Should my child get antibiotics after a tick bite to prevent Lyme disease? 

  • Fortunately, most observed tick bites are “low risk” and will not transmit Lyme disease. Only ticks that have started their blood meal can transit Lyme disease. (Sorry for the graphic detail!) Extensive studies have shown that ticks that are attached for less than 24 hours and are very small have not started their blood meal yet and cannot transmit Lyme disease. Therefore, if the tick was attached for less than 24 hours then it is considered a “low risk” tick bite, and your child should not receive antibiotics at Hirsch Pediatrics or urgent care.
  • If the tick bite is “high risk” meaning the tick has likely been attached for over 24 hours and looks very engorged (swollen globular shape) then Hirsch Pediatrics recommends giving your child a single preventive dose of doxycycline antibiotic. Since the antibiotic can safely be given up to 72 hours of the tick bite, if your child has a tick bite at night or over the weekend it is safe to wait until the following workday to schedule an in-person or video appointment at Hirsch Pediatrics to discuss antibiotic treatment. 
  • Even though low-risk tick bites do not need antibiotics, we still recommend monitoring your child for 30 days after a tick bite for unexplained fever or new round/oval rash. The Lyme disease rash gradually expands over several days to >5 cm (2 inches) and often has a clearing center with a “bulls-eye” appearance and can be at the site of the tick bite. This monitoring allows for earlier disease detection in case there were other tick bites that went unnoticed around the same time.
  • For low-risk tick bites lab testing for Lyme antibodies is not recommended since a Lyme test in low-risk tick bites often have inaccurate test results causing under or over treatments.  It is also not recommended to send out ticks for Lyme disease testing since the results are often inaccurate and would not change the management.

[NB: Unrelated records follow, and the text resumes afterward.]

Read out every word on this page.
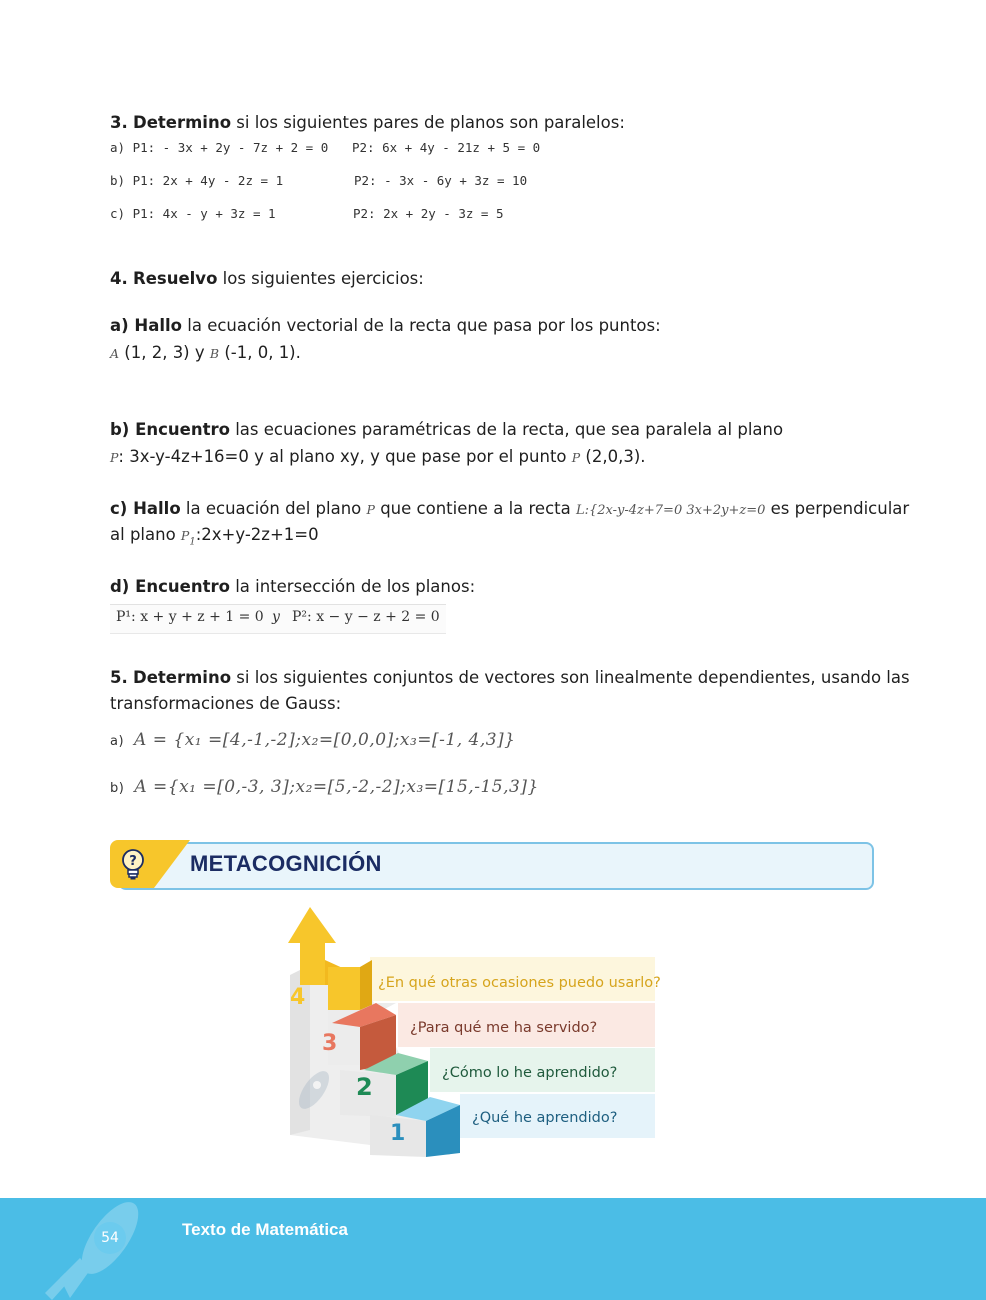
3. Determino si los siguientes pares de planos son paralelos:
a) P1: - 3x + 2y - 7z + 2 = 0 P2: 6x + 4y - 21z + 5 = 0
b) P1: 2x + 4y - 2z = 1	P2: - 3x - 6y + 3z = 10
c) P1: 4x - y + 3z = 1	P2: 2x + 2y - 3z = 5
4. Resuelvo los siguientes ejercicios:
a) Hallo la ecuación vectorial de la recta que pasa por los puntos:
A (1, 2, 3) y B (-1, 0, 1).
b) Encuentro las ecuaciones paramétricas de la recta, que sea paralela al plano
P: 3x-y-4z+16=0 y al plano xy, y que pase por el punto P (2,0,3).
c) Hallo la ecuación del plano P que contiene a la recta L:{2x-y-4z+7=0 3x+2y+z=0 es perpendicular
al plano $P_1:2x+y-2z+1=0$
d) Encuentro la intersección de los planos:
P¹: x + y + z + 1 = 0 y P²: x − y − z + 2 = 0
5. Determino si los siguientes conjuntos de vectores son linealmente dependientes, usando las
transformaciones de Gauss:
a) A = {x₁ =[4,-1,-2];x₂=[0,0,0];x₃=[-1, 4,3]}
b) A ={x₁ =[0,-3, 3];x₂=[5,-2,-2];x₃=[15,-15,3]}
? METACOGNICIÓN
4
3
2
1
¿En qué otras ocasiones puedo usarlo?
¿Para qué me ha servido?
¿Cómo lo he aprendido?
¿Qué he aprendido?
54	Texto de Matemática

Okay. I understand that my child should not get antibiotics for a tick bite, but I am still super worried about Lyme disease since I have heard stories about other adults getting bad cases of Lyme disease. 

  • We understand your concern and we are here for you to make sure your child gets the highest possible evidence-based care possible!
  • Fortunately, though you may hear or read about adults having prolonged or mysterious symptoms that may or not be due to Lyme disease, this does not happen in children.
  • Children with Lyme disease have very straightforward symptoms which are usually fever not due to another obvious viral cause and the typical Lyme disease rash.  Vague symptoms such as fatigue and achiness are not symptoms of Lyme disease in children and should not warrant Lyme disease testing.